About the CEFC
The CEFC commenced investing in 2013. In addition to providing a financial return, the CEFC’s investments generate positive impacts, particularly in improvements to energy productivity and reductions in Australia’s carbon emissions. As the CEFC’s investment portfolio builds over time, it is assisting in reducing carbon emissions and in accelerating Australia’s transformation towards a more competitive economy in a carbon constrained world.
CEFC positive impacts
Apart from emissions reduction, positive impacts of CEFC investments also result from technologies moving faster along the innovation chain, lowering their costs, and through greater acceptance in financing markets of such new technologies. Positive impacts can also flow from improvements in technology design, supply chain depth, construction practices, operating skills, financing structures and market risk appetite.
Expanding the number of renewable and low carbon technologies deployed in Australia and developing additional new technologies also helps increase future energy optionality.
The CEFC’s investments are demonstrating that they contribute to ‘proving‑up’ new technologies in an Australian context, increasing the financial sector’s knowledge base about them.

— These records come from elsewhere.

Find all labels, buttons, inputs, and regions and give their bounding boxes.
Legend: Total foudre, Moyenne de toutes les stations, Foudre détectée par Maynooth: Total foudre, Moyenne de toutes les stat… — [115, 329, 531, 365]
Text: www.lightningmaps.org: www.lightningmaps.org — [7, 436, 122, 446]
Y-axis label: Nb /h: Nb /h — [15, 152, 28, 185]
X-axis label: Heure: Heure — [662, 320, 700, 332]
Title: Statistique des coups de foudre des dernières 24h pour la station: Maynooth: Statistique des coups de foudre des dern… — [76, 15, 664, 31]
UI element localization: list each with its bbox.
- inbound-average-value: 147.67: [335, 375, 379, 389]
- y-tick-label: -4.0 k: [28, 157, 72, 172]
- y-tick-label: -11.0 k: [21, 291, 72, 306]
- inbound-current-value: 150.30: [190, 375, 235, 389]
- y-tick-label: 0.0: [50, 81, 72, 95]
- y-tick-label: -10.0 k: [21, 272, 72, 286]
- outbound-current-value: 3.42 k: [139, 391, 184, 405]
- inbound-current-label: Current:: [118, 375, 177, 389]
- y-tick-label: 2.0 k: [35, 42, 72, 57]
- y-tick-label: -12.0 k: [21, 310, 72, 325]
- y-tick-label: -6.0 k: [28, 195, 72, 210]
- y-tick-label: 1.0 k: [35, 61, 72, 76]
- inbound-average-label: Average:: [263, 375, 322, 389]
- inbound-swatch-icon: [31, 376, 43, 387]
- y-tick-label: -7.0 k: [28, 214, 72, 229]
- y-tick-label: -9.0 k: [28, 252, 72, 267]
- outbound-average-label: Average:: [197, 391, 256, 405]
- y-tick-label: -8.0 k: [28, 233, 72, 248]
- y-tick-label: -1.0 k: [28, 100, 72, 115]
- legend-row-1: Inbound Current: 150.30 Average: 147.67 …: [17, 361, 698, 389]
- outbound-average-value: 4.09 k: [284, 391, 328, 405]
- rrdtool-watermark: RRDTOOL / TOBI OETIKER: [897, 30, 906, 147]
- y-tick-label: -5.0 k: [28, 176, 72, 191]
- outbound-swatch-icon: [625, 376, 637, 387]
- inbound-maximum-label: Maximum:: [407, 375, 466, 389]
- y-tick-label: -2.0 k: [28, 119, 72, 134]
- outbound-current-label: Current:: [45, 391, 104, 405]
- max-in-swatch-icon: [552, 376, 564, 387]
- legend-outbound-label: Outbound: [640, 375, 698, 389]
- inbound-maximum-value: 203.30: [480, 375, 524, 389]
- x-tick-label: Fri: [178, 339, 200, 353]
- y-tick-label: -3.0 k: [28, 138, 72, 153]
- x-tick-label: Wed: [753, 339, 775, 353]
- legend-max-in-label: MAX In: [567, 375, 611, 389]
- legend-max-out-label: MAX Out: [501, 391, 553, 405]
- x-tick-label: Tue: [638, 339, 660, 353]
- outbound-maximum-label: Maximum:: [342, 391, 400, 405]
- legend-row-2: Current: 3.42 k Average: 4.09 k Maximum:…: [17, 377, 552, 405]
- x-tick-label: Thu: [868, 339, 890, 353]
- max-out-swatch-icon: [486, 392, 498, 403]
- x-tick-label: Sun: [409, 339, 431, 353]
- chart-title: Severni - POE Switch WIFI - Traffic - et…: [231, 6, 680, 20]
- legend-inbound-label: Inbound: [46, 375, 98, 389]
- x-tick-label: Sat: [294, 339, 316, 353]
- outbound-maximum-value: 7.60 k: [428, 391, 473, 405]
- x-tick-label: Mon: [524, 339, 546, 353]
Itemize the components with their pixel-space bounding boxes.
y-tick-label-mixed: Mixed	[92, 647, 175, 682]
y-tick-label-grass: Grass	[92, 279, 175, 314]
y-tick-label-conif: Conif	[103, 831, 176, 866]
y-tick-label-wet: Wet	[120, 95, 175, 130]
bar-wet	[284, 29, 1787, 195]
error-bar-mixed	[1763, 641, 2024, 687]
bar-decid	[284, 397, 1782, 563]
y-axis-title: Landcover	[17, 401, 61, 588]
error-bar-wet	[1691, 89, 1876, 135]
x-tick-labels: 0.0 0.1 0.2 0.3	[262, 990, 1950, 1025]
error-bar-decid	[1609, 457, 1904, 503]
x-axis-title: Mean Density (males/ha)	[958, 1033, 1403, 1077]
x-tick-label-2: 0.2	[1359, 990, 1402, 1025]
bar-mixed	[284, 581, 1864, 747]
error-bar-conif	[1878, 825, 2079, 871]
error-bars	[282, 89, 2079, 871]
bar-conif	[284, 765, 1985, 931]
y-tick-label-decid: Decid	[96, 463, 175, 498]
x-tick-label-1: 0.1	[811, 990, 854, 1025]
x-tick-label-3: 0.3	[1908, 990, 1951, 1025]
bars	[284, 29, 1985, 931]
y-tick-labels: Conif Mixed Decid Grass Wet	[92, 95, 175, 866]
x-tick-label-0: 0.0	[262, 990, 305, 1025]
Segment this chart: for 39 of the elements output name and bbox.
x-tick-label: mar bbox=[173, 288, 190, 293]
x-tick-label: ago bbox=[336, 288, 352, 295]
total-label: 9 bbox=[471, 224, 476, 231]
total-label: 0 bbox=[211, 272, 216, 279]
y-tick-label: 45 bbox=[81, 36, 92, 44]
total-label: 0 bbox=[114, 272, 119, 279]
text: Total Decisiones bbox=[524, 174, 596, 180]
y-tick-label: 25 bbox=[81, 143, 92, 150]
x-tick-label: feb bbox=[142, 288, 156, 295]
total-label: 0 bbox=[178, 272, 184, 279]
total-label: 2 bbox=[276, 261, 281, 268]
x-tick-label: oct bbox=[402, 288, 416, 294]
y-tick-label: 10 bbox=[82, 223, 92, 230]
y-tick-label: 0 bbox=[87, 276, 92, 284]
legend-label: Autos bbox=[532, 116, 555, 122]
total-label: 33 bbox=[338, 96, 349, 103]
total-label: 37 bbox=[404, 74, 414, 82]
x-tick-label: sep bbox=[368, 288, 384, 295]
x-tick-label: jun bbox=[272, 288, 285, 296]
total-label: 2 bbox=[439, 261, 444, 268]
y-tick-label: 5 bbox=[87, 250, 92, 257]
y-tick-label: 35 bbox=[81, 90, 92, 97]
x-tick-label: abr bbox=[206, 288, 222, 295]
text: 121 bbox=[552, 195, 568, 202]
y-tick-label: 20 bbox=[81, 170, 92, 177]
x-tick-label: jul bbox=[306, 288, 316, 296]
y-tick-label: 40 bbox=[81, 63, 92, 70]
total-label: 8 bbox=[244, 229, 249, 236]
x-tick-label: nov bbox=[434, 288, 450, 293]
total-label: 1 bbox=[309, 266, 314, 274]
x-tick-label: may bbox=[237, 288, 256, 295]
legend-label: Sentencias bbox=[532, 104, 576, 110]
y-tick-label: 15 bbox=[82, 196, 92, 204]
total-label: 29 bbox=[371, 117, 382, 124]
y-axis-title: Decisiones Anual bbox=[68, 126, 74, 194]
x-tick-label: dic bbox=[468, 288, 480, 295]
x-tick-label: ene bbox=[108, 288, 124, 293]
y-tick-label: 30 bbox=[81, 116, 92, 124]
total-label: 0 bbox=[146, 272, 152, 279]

In turn, this helps lower the deployment cost for subsequent projects, creating pathways for similar transactions.
The CEFC investment activity is also contributing to creating a wider and deeper knowledge base across investor classes including retail investors and superannuation funds. This base will increase as investment in the clean energy sector grows and diversifies.
The investment activity by the CEFC is contributing to building and maintaining local market capacity and technological know‑how, engineering, manufacturing capability and helping strengthen localised supply chains, which in turn creates jobs for Australians, helping positively impact economic growth.